In March, the National Urban League released its annual The State of Black America 2009 report. Entitled "Message to the President" and featuring essays from figures including Martin Luther King III and Congressman Chakah Fattah, the report details how in these tough economic times, African-Americans are hurting the worst.
With African-Americans behind in every area from employment to housing, the organization recommends that President Obama pursue policy that specifically targets the Black community. ESSENCE.com talked to National Urban League President and CEO Marc Morial about his suggestions for Obama, the President's reluctance to address race directly, and how some reports got the Urban League's message to him all wrong.
ESSENCE.COM: The Obama administration says that money from the stimulus will flow mostly into cities, thereby improving conditions for African-Americans because so many of us live in urban areas. Does that go far enough?
MARC MORIAL: I say these are steps in the right direction. What the Urban League has urged is that a monitoring system be put in place to ensure that states and cities do with the money what the President expects them to do. There is money there to train people for jobs in the green economy. We have urged the Secretary of Labor to make a special effort to ensure that training opportunities are specifically provided for disadvantaged workers, workers who are predominately African-American and Latino.
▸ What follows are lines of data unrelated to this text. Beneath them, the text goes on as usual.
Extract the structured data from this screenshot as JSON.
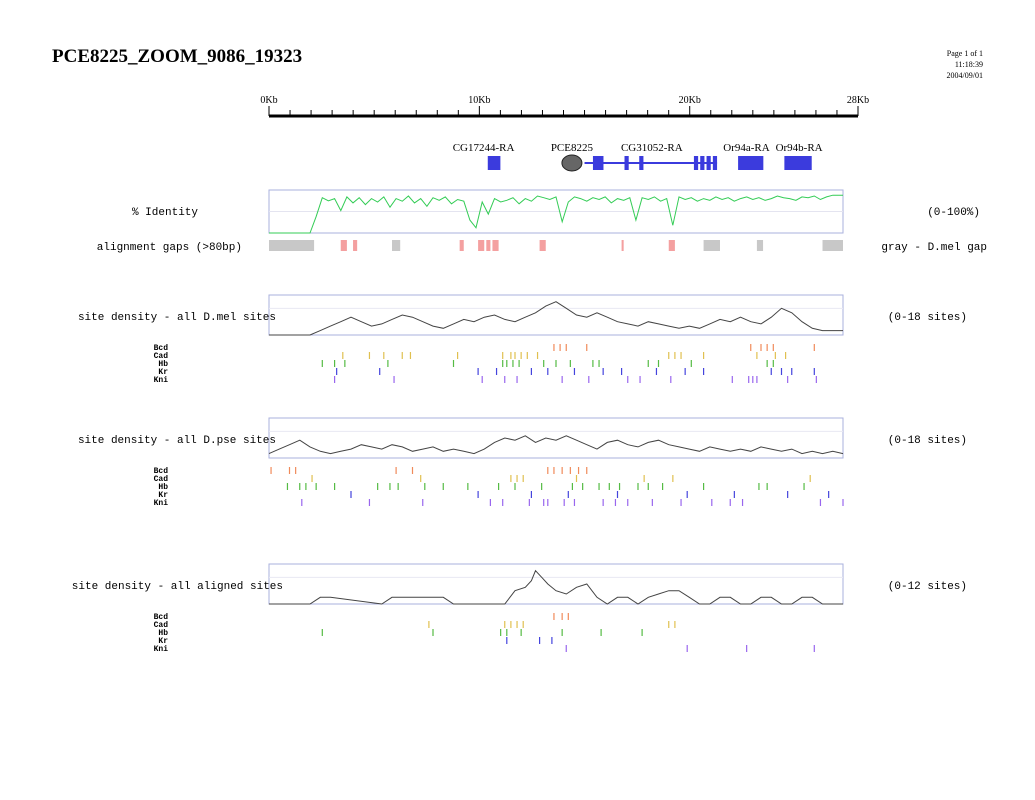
{
  "page": {
    "title": "PCE8225_ZOOM_9086_19323",
    "meta": [
      "Page 1 of 1",
      "11:18:39",
      "2004/09/01"
    ]
  },
  "chart_data": {
    "type": "genome-browser",
    "ruler": {
      "xlim_kb": [
        0,
        28
      ],
      "tick_labels": [
        {
          "kb": 0,
          "label": "0Kb"
        },
        {
          "kb": 10,
          "label": "10Kb"
        },
        {
          "kb": 20,
          "label": "20Kb"
        },
        {
          "kb": 28,
          "label": "28Kb"
        }
      ],
      "minor_step_kb": 1
    },
    "genes": [
      {
        "name": "CG17244-RA",
        "label_kb": 10.2,
        "exons": [
          [
            10.4,
            11.0
          ]
        ],
        "introns": []
      },
      {
        "name": "PCE8225",
        "label_kb": 14.4,
        "element": {
          "center_kb": 14.4,
          "type": "oval"
        }
      },
      {
        "name": "CG31052-RA",
        "label_kb": 18.2,
        "exons": [
          [
            15.4,
            15.9
          ],
          [
            16.9,
            17.1
          ],
          [
            17.6,
            17.8
          ],
          [
            20.2,
            20.4
          ],
          [
            20.5,
            20.7
          ],
          [
            20.8,
            21.0
          ],
          [
            21.1,
            21.3
          ]
        ],
        "introns": [
          [
            15.0,
            21.3
          ]
        ]
      },
      {
        "name": "Or94a-RA",
        "label_kb": 22.7,
        "exons": [
          [
            22.3,
            23.5
          ]
        ],
        "introns": []
      },
      {
        "name": "Or94b-RA",
        "label_kb": 25.2,
        "exons": [
          [
            24.5,
            25.8
          ]
        ],
        "introns": []
      }
    ],
    "identity": {
      "label": "% Identity",
      "range_label": "(0-100%)",
      "x_kb": [
        0,
        1,
        2,
        2.3,
        2.6,
        2.9,
        3.2,
        3.5,
        3.8,
        4.1,
        4.4,
        4.7,
        5,
        5.3,
        5.6,
        5.9,
        6.2,
        6.5,
        6.8,
        7.1,
        7.4,
        7.7,
        8,
        8.3,
        8.6,
        8.9,
        9.2,
        9.5,
        9.8,
        10.1,
        10.4,
        10.7,
        11,
        11.3,
        11.6,
        11.9,
        12.2,
        12.5,
        12.8,
        13.1,
        13.4,
        13.7,
        14,
        14.3,
        14.6,
        14.9,
        15.2,
        15.5,
        15.8,
        16.1,
        16.4,
        16.7,
        17,
        17.3,
        17.6,
        17.9,
        18.2,
        18.5,
        18.8,
        19.1,
        19.4,
        19.7,
        20,
        20.3,
        20.6,
        20.9,
        21.2,
        21.5,
        21.8,
        22.1,
        22.4,
        22.7,
        23,
        23.3,
        23.6,
        23.9,
        24.2,
        24.5,
        24.8,
        25.1,
        25.4,
        25.7,
        26,
        26.3,
        26.6,
        26.9,
        27.2,
        27.5,
        28
      ],
      "y_pct": [
        0,
        0,
        0,
        38,
        82,
        75,
        80,
        52,
        84,
        70,
        82,
        66,
        80,
        72,
        84,
        60,
        80,
        74,
        86,
        70,
        80,
        62,
        82,
        76,
        84,
        68,
        78,
        74,
        30,
        12,
        72,
        44,
        80,
        72,
        76,
        82,
        68,
        80,
        74,
        86,
        82,
        78,
        84,
        26,
        72,
        84,
        80,
        74,
        82,
        78,
        84,
        70,
        80,
        76,
        82,
        30,
        82,
        78,
        84,
        74,
        80,
        18,
        84,
        78,
        82,
        74,
        80,
        76,
        84,
        78,
        82,
        74,
        80,
        84,
        78,
        82,
        76,
        80,
        86,
        82,
        80,
        76,
        84,
        82,
        86,
        78,
        84,
        88,
        88
      ],
      "ylim": [
        0,
        100
      ]
    },
    "gaps": {
      "label": "alignment gaps (>80bp)",
      "right_label": "gray - D.mel gap",
      "gray_kb": [
        [
          0,
          2.2
        ],
        [
          6.0,
          6.4
        ],
        [
          21.2,
          22.0
        ],
        [
          23.8,
          24.1
        ],
        [
          27.0,
          28.0
        ]
      ],
      "red_kb": [
        [
          3.5,
          3.8
        ],
        [
          4.1,
          4.3
        ],
        [
          9.3,
          9.5
        ],
        [
          10.2,
          10.5
        ],
        [
          10.6,
          10.8
        ],
        [
          10.9,
          11.2
        ],
        [
          13.2,
          13.5
        ],
        [
          17.2,
          17.3
        ],
        [
          19.5,
          19.8
        ]
      ]
    },
    "tracks": [
      {
        "label": "site density - all D.mel sites",
        "range_label": "(0-18 sites)",
        "ylim": [
          0,
          18
        ],
        "density_x_kb": [
          0,
          1,
          2,
          2.5,
          3,
          3.5,
          4,
          4.5,
          5,
          5.5,
          6,
          6.5,
          7,
          7.5,
          8,
          8.5,
          9,
          9.5,
          10,
          10.5,
          11,
          11.5,
          12,
          12.5,
          13,
          13.5,
          14,
          14.5,
          15,
          15.5,
          16,
          16.5,
          17,
          17.5,
          18,
          18.5,
          19,
          19.5,
          20,
          20.5,
          21,
          21.5,
          22,
          22.5,
          23,
          23.5,
          24,
          24.5,
          25,
          25.5,
          26,
          26.5,
          27,
          28
        ],
        "density_y": [
          0,
          0,
          0,
          2,
          4,
          6,
          8,
          6,
          4,
          5,
          7,
          9,
          8,
          6,
          4,
          3,
          5,
          7,
          6,
          8,
          9,
          7,
          6,
          8,
          10,
          13,
          15,
          12,
          9,
          8,
          10,
          8,
          6,
          5,
          4,
          6,
          5,
          4,
          3,
          4,
          3,
          5,
          7,
          6,
          8,
          6,
          5,
          8,
          12,
          10,
          6,
          3,
          2,
          2
        ],
        "sites": [
          {
            "name": "Bcd",
            "color": "#f08a5a",
            "kb": [
              13.9,
              14.2,
              14.5,
              15.5,
              23.5,
              24.0,
              24.3,
              24.6,
              26.6
            ]
          },
          {
            "name": "Cad",
            "color": "#e0c050",
            "kb": [
              3.6,
              4.9,
              5.6,
              6.5,
              6.9,
              9.2,
              11.4,
              11.8,
              12.0,
              12.3,
              12.6,
              13.1,
              19.5,
              19.8,
              20.1,
              21.2,
              23.8,
              24.7,
              25.2
            ]
          },
          {
            "name": "Hb",
            "color": "#55bb44",
            "kb": [
              2.6,
              3.2,
              3.7,
              5.8,
              9.0,
              11.4,
              11.6,
              11.9,
              12.2,
              13.4,
              14.0,
              14.7,
              15.8,
              16.1,
              18.5,
              19.0,
              20.6,
              24.3,
              24.6
            ]
          },
          {
            "name": "Kr",
            "color": "#4444dd",
            "kb": [
              3.3,
              5.4,
              10.2,
              11.1,
              12.8,
              13.6,
              14.9,
              16.3,
              17.2,
              18.9,
              20.3,
              21.2,
              24.5,
              25.0,
              25.5,
              26.6
            ]
          },
          {
            "name": "Kni",
            "color": "#9966ee",
            "kb": [
              3.2,
              6.1,
              10.4,
              11.5,
              12.1,
              14.3,
              15.6,
              17.5,
              18.1,
              19.6,
              22.6,
              23.4,
              23.6,
              23.8,
              25.3,
              26.7
            ]
          }
        ]
      },
      {
        "label": "site density - all D.pse sites",
        "range_label": "(0-18 sites)",
        "ylim": [
          0,
          18
        ],
        "density_x_kb": [
          0,
          0.5,
          1,
          1.5,
          2,
          2.5,
          3,
          3.5,
          4,
          4.5,
          5,
          5.5,
          6,
          6.5,
          7,
          7.5,
          8,
          8.5,
          9,
          9.5,
          10,
          10.5,
          11,
          11.5,
          12,
          12.5,
          13,
          13.5,
          14,
          14.5,
          15,
          15.5,
          16,
          16.5,
          17,
          17.5,
          18,
          18.5,
          19,
          19.5,
          20,
          20.5,
          21,
          21.5,
          22,
          22.5,
          23,
          23.5,
          24,
          24.5,
          25,
          25.5,
          26,
          26.5,
          27,
          27.5,
          28
        ],
        "density_y": [
          2,
          4,
          6,
          8,
          5,
          3,
          2,
          3,
          4,
          6,
          5,
          4,
          6,
          5,
          3,
          4,
          5,
          3,
          4,
          3,
          2,
          4,
          7,
          9,
          8,
          10,
          7,
          9,
          8,
          10,
          8,
          6,
          4,
          7,
          8,
          6,
          5,
          7,
          8,
          6,
          5,
          4,
          3,
          5,
          4,
          3,
          4,
          3,
          5,
          4,
          3,
          4,
          2,
          3,
          2,
          3,
          2
        ],
        "sites": [
          {
            "name": "Bcd",
            "color": "#f08a5a",
            "kb": [
              0.1,
              1.0,
              1.3,
              6.2,
              7.0,
              13.6,
              13.9,
              14.3,
              14.7,
              15.1,
              15.5
            ]
          },
          {
            "name": "Cad",
            "color": "#e0c050",
            "kb": [
              2.1,
              7.4,
              11.8,
              12.1,
              12.4,
              15.0,
              18.3,
              19.7,
              26.4
            ]
          },
          {
            "name": "Hb",
            "color": "#55bb44",
            "kb": [
              0.9,
              1.5,
              1.8,
              2.3,
              3.2,
              5.3,
              5.9,
              6.3,
              7.6,
              8.5,
              9.7,
              11.2,
              12.0,
              13.3,
              14.8,
              15.3,
              16.1,
              16.6,
              17.1,
              18.0,
              18.5,
              19.2,
              21.2,
              23.9,
              24.3,
              26.1
            ]
          },
          {
            "name": "Kr",
            "color": "#4444dd",
            "kb": [
              4.0,
              10.2,
              12.8,
              14.6,
              17.0,
              20.4,
              22.7,
              25.3,
              27.3
            ]
          },
          {
            "name": "Kni",
            "color": "#9966ee",
            "kb": [
              1.6,
              4.9,
              7.5,
              10.8,
              11.4,
              12.7,
              13.4,
              13.6,
              14.4,
              14.9,
              16.3,
              16.9,
              17.5,
              18.7,
              20.1,
              21.6,
              22.5,
              23.1,
              26.9,
              28.0
            ]
          }
        ]
      },
      {
        "label": "site density - all aligned sites",
        "range_label": "(0-12 sites)",
        "ylim": [
          0,
          12
        ],
        "density_x_kb": [
          0,
          2,
          2.5,
          3,
          5.5,
          6,
          8.5,
          9,
          10,
          11.5,
          12,
          12.5,
          12.8,
          13,
          13.3,
          13.6,
          14,
          14.5,
          15,
          15.5,
          16,
          16.5,
          17,
          17.5,
          18,
          18.5,
          19,
          19.5,
          20,
          20.5,
          21,
          21.5,
          22,
          22.5,
          23,
          23.5,
          24,
          24.5,
          25,
          25.5,
          26,
          26.5,
          27,
          28
        ],
        "density_y": [
          0,
          0,
          2,
          2,
          0,
          2,
          2,
          0,
          0,
          0,
          4,
          5,
          7,
          10,
          8,
          6,
          4,
          3,
          5,
          6,
          2,
          0,
          2,
          2,
          0,
          2,
          3,
          4,
          4,
          2,
          0,
          0,
          2,
          2,
          0,
          0,
          2,
          2,
          0,
          0,
          2,
          2,
          0,
          0
        ],
        "sites": [
          {
            "name": "Bcd",
            "color": "#f08a5a",
            "kb": [
              13.9,
              14.3,
              14.6
            ]
          },
          {
            "name": "Cad",
            "color": "#e0c050",
            "kb": [
              7.8,
              11.5,
              11.8,
              12.1,
              12.4,
              19.5,
              19.8
            ]
          },
          {
            "name": "Hb",
            "color": "#55bb44",
            "kb": [
              2.6,
              8.0,
              11.3,
              11.6,
              12.3,
              14.3,
              16.2,
              18.2
            ]
          },
          {
            "name": "Kr",
            "color": "#4444dd",
            "kb": [
              11.6,
              13.2,
              13.8
            ]
          },
          {
            "name": "Kni",
            "color": "#9966ee",
            "kb": [
              14.5,
              20.4,
              23.3,
              26.6
            ]
          }
        ]
      }
    ]
  }
}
ESSENCE.COM: At his last White House press conference, a reporter asked President Obama if the issue of race had come up in his policy discussions. He said that he's been focused on the economy, which affects all Americans. What did you think of his response?
MORIAL: I think responses in press conferences are important, but actions are what are really important. The President and his team have been very open to our suggestions. A number of things that we suggested for the stimulus did get included. We pushed for more specific language around disadvantaged workers and urban communities. I'm not going to say that the President was opposed to that, but there were people in Congress who were not favorable toward that sort of specific language.
ESSENCE.COM: It was also around this time last year that Obama gave his speech on race in Philadelphia, but since then he hasn't said much about issues pertaining to race. Why do you think that is?
MORIAL: I'm going to give the President some room to confront this on an ongoing basis. We have to understand that he's been in office not yet 90 days. He's inherited a tremendous crisis. I'm prepared to give him some time to engage in all of the important issues that he's got to deal with, and race is one of them. I'm not going to say he should be doing more at this point.
ESSENCE.COM: It's funny you say that, because when the report came out, so many headlines had that exact angle—that the Urban League says he's not doing enough for Black people, and not mentioning race enough.
MORIAL: The mainstream media is incredibly superficial about how they deal with this. We put "A Message to the President" together before the election. The report would have had the exact same title no matter who won. So, yes, we have to push hard for the President to address the problems of our community. But we've got to utilize the opportunities held in the stimulus. In the federal sector, a lot of resources are given out on a discretionary basis. You've got to put proposals together to pursue the money. What we've done as an organization is engage aggressively and assertively. We're saying, "Look Mr. President, we like the steps you've taken. But here are some recommendations to make the promises of your campaign a reality."